Here’s the crux of what I’ve been thinking about regarding love and love stories: these days, what I admire most is the mature love story—I don’t know what else to call it, so if you have a better term, let me know. This to me is the older person finding a fire in their heart, knowing better how long life is, but still letting the flames of hope and desire awaken within. They do it willingly, almost.
So, forgive me the examples, but take Cmdr Adama and President Roslin in Battlestar Galactica, or in the Stormlight Archives by Brandon Sanderson—Dalinar and Navani—and consider how different the choices they make are. Their love stories aren’t pure whimsy. They’re built from embers that have never gone out, fanned alive by layered emotions and mental realizations that aren’t solely dictated by instinct.
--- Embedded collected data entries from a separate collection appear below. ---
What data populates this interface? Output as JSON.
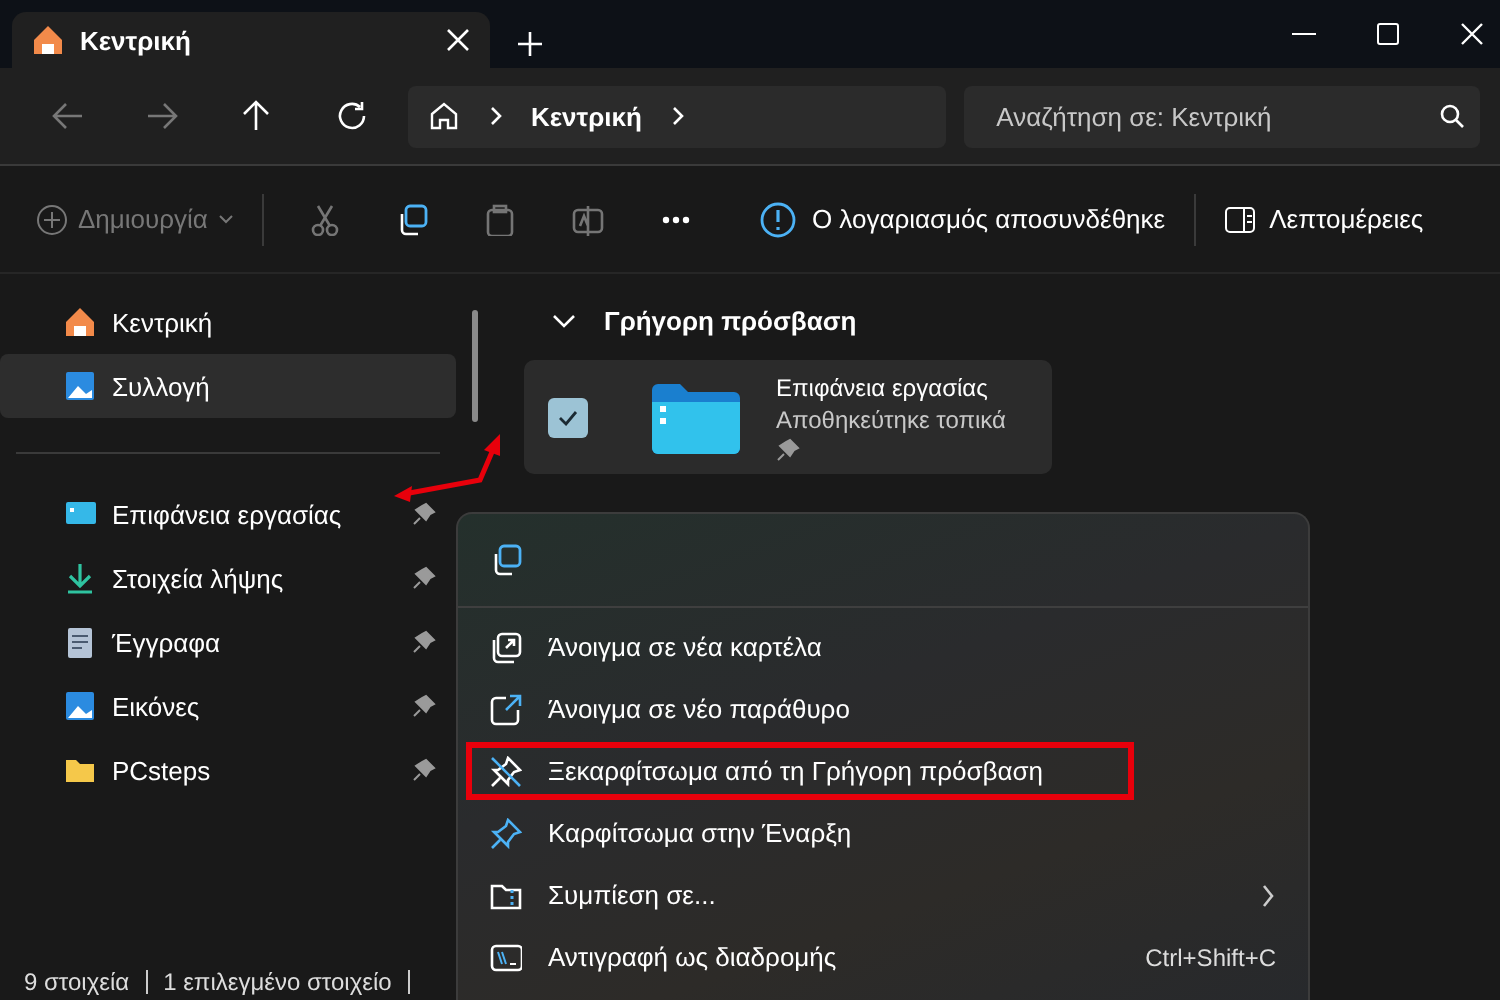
{
  "window": {
    "tabs": [
      {
        "title": "Κεντρική",
        "selected": true
      }
    ]
  },
  "nav": {
    "breadcrumb": [
      "Κεντρική"
    ],
    "search": {
      "placeholder": "Αναζήτηση σε: Κεντρική"
    }
  },
  "toolbar": {
    "new": {
      "label": "Δημιουργία",
      "disabled": true
    },
    "actions": [
      {
        "kind": "cut",
        "disabled": true
      },
      {
        "kind": "copy",
        "disabled": false
      },
      {
        "kind": "paste",
        "disabled": true
      },
      {
        "kind": "rename",
        "disabled": true
      },
      {
        "kind": "more",
        "disabled": false
      }
    ],
    "account_notice": "Ο λογαριασμός αποσυνδέθηκε",
    "details": "Λεπτομέρειες"
  },
  "sidebar": {
    "top_items": [
      {
        "label": "Κεντρική",
        "kind": "home",
        "selected": false
      },
      {
        "label": "Συλλογή",
        "kind": "gallery",
        "selected": true
      }
    ],
    "pinned_items": [
      {
        "label": "Επιφάνεια εργασίας",
        "kind": "desktop",
        "selected": false
      },
      {
        "label": "Στοιχεία λήψης",
        "kind": "downloads",
        "selected": false
      },
      {
        "label": "Έγγραφα",
        "kind": "documents",
        "selected": false
      },
      {
        "label": "Εικόνες",
        "kind": "pictures",
        "selected": false
      },
      {
        "label": "PCsteps",
        "kind": "folder",
        "selected": false
      }
    ]
  },
  "content": {
    "section": {
      "title": "Γρήγορη πρόσβαση",
      "expanded": true
    },
    "tiles": [
      {
        "name": "Επιφάνεια εργασίας",
        "subtitle": "Αποθηκεύτηκε τοπικά",
        "checked": true,
        "pinned": true
      }
    ]
  },
  "context_menu": {
    "top_actions": [
      {
        "kind": "copy"
      }
    ],
    "items": [
      {
        "kind": "new-tab",
        "label": "Άνοιγμα σε νέα καρτέλα",
        "highlighted": false,
        "submenu": false
      },
      {
        "kind": "new-window",
        "label": "Άνοιγμα σε νέο παράθυρο",
        "highlighted": false,
        "submenu": false
      },
      {
        "kind": "unpin",
        "label": "Ξεκαρφίτσωμα από τη Γρήγορη πρόσβαση",
        "highlighted": true,
        "submenu": false
      },
      {
        "kind": "pin",
        "label": "Καρφίτσωμα στην Έναρξη",
        "highlighted": false,
        "submenu": false
      },
      {
        "kind": "zip",
        "label": "Συμπίεση σε...",
        "highlighted": false,
        "submenu": true
      },
      {
        "kind": "copy-path",
        "label": "Αντιγραφή ως διαδρομής",
        "highlighted": false,
        "submenu": false,
        "shortcut": "Ctrl+Shift+C"
      }
    ]
  },
  "status_bar": [
    "9 στοιχεία",
    "1 επιλεγμένο στοιχείο"
  ]
}
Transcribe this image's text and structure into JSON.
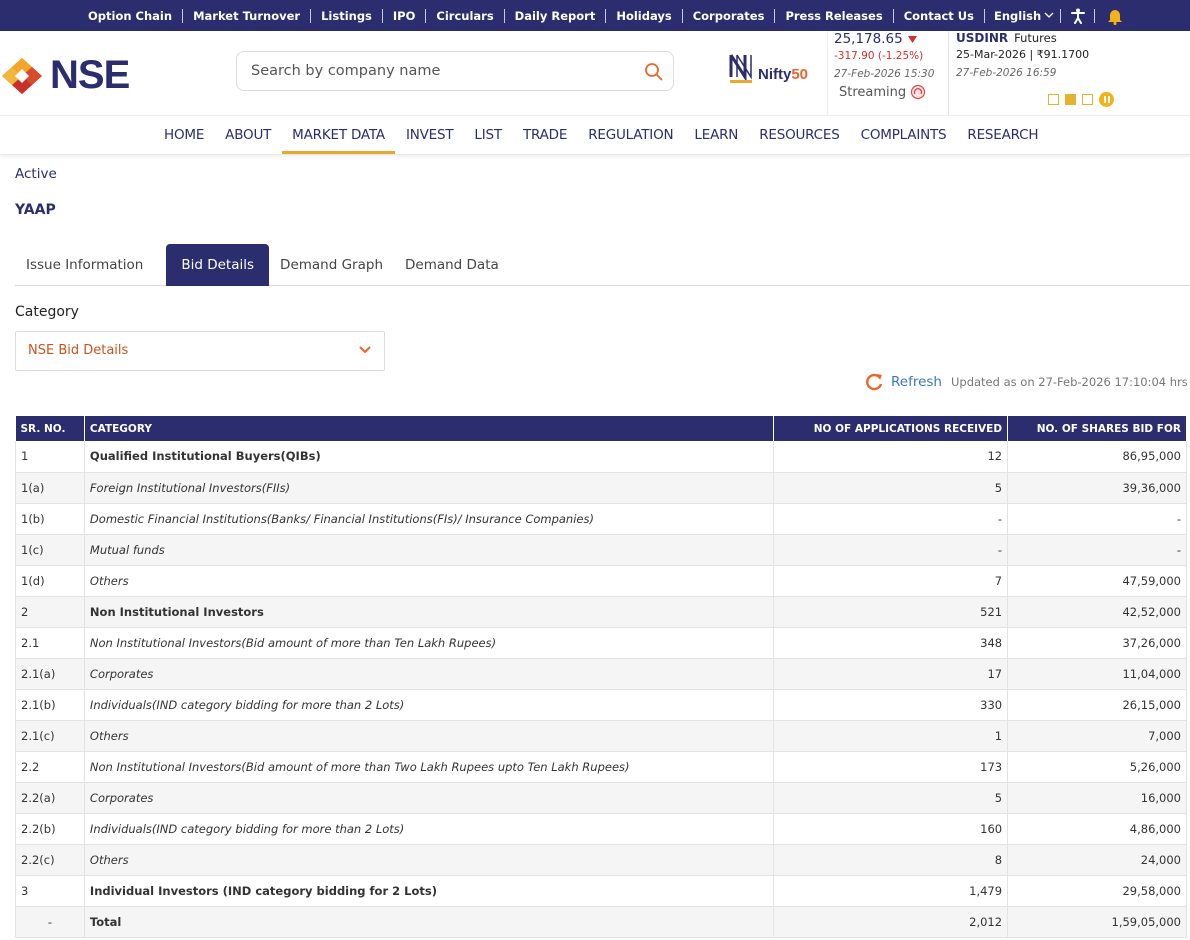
{
  "colors": {
    "primary": "#2b2d6f",
    "accent": "#e9a92c",
    "negative": "#d82b2b",
    "link": "#3a76c4",
    "select_text": "#c9541d"
  },
  "topbar": {
    "links": [
      "Option Chain",
      "Market Turnover",
      "Listings",
      "IPO",
      "Circulars",
      "Daily Report",
      "Holidays",
      "Corporates",
      "Press Releases",
      "Contact Us"
    ],
    "language": "English",
    "icons": [
      "accessibility-icon",
      "bell-icon"
    ]
  },
  "header": {
    "logo_text": "NSE",
    "search_placeholder": "Search by company name",
    "nifty": {
      "brand": "Nifty",
      "brand_num": "50"
    },
    "index": {
      "price": "25,178.65",
      "change": "-317.90 (-1.25%)",
      "timestamp": "27-Feb-2026 15:30",
      "stream_label": "Streaming"
    },
    "fx": {
      "symbol": "USDINR",
      "type": "Futures",
      "line": "25-Mar-2026 | ₹91.1700",
      "timestamp": "27-Feb-2026 16:59"
    }
  },
  "nav": {
    "items": [
      "HOME",
      "ABOUT",
      "MARKET DATA",
      "INVEST",
      "LIST",
      "TRADE",
      "REGULATION",
      "LEARN",
      "RESOURCES",
      "COMPLAINTS",
      "RESEARCH"
    ],
    "active": "MARKET DATA"
  },
  "page": {
    "status": "Active",
    "symbol": "YAAP",
    "tabs": [
      "Issue Information",
      "Bid Details",
      "Demand Graph",
      "Demand Data"
    ],
    "active_tab": "Bid Details",
    "category_label": "Category",
    "category_value": "NSE Bid Details",
    "refresh_label": "Refresh",
    "updated_text": "Updated as on 27-Feb-2026 17:10:04 hrs"
  },
  "table": {
    "headers": [
      "SR. NO.",
      "CATEGORY",
      "NO OF APPLICATIONS RECEIVED",
      "NO. OF SHARES BID FOR"
    ],
    "rows": [
      {
        "sr": "1",
        "category": "Qualified Institutional Buyers(QIBs)",
        "apps": "12",
        "shares": "86,95,000",
        "style": "main"
      },
      {
        "sr": "1(a)",
        "category": "Foreign Institutional Investors(FIIs)",
        "apps": "5",
        "shares": "39,36,000",
        "style": "sub"
      },
      {
        "sr": "1(b)",
        "category": "Domestic Financial Institutions(Banks/ Financial Institutions(FIs)/ Insurance Companies)",
        "apps": "-",
        "shares": "-",
        "style": "sub"
      },
      {
        "sr": "1(c)",
        "category": "Mutual funds",
        "apps": "-",
        "shares": "-",
        "style": "sub"
      },
      {
        "sr": "1(d)",
        "category": "Others",
        "apps": "7",
        "shares": "47,59,000",
        "style": "sub"
      },
      {
        "sr": "2",
        "category": "Non Institutional Investors",
        "apps": "521",
        "shares": "42,52,000",
        "style": "main"
      },
      {
        "sr": "2.1",
        "category": "Non Institutional Investors(Bid amount of more than Ten Lakh Rupees)",
        "apps": "348",
        "shares": "37,26,000",
        "style": "sub"
      },
      {
        "sr": "2.1(a)",
        "category": "Corporates",
        "apps": "17",
        "shares": "11,04,000",
        "style": "sub"
      },
      {
        "sr": "2.1(b)",
        "category": "Individuals(IND category bidding for more than 2 Lots)",
        "apps": "330",
        "shares": "26,15,000",
        "style": "sub"
      },
      {
        "sr": "2.1(c)",
        "category": "Others",
        "apps": "1",
        "shares": "7,000",
        "style": "sub"
      },
      {
        "sr": "2.2",
        "category": "Non Institutional Investors(Bid amount of more than Two Lakh Rupees upto Ten Lakh Rupees)",
        "apps": "173",
        "shares": "5,26,000",
        "style": "sub"
      },
      {
        "sr": "2.2(a)",
        "category": "Corporates",
        "apps": "5",
        "shares": "16,000",
        "style": "sub"
      },
      {
        "sr": "2.2(b)",
        "category": "Individuals(IND category bidding for more than 2 Lots)",
        "apps": "160",
        "shares": "4,86,000",
        "style": "sub"
      },
      {
        "sr": "2.2(c)",
        "category": "Others",
        "apps": "8",
        "shares": "24,000",
        "style": "sub"
      },
      {
        "sr": "3",
        "category": "Individual Investors (IND category bidding for 2 Lots)",
        "apps": "1,479",
        "shares": "29,58,000",
        "style": "main"
      },
      {
        "sr": "-",
        "category": "Total",
        "apps": "2,012",
        "shares": "1,59,05,000",
        "style": "main"
      }
    ]
  }
}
I trust these stories. The characters have survived hardship. The flames in their hearts are more like those embers I already mentioned, and not a quick bonfire that will burn itself out in a day. Their desire is borne of mutual respect as much as passion—they’re likely not just going to succumb to a whim and then wonder what drugs they were on the next day.
I know that youthful romance and sex are easily packaged and sold in books and film. They’re cake. Because beauty and ripe sexiness are easily transmitted through physical appearance as messages for everyone to understand quickly. So that is how love is communicated—sex and beauty. It’s harder to build something deep like that Roslin/Adama storyline. That takes four seasons or two 1200 page books, for Dalinar and Navani.
But I was just thinking how gorgeous it is to see stories like Adama’s and Roslin’s as a focal point in bigger stories that hammer their way into the halls of legend (possibly only the halls of legend in my own head) Was the Adama and Roslin story always meant to be a major plot point or did it grow over time, organically?
It seems that, almost as a culture, it is the youthful passions that form the template for what love is and how it’s represented in story. But I question that. I think in actuality it is the stamina and respect that the mature love story embodies that we have built the Love Story edifice upon.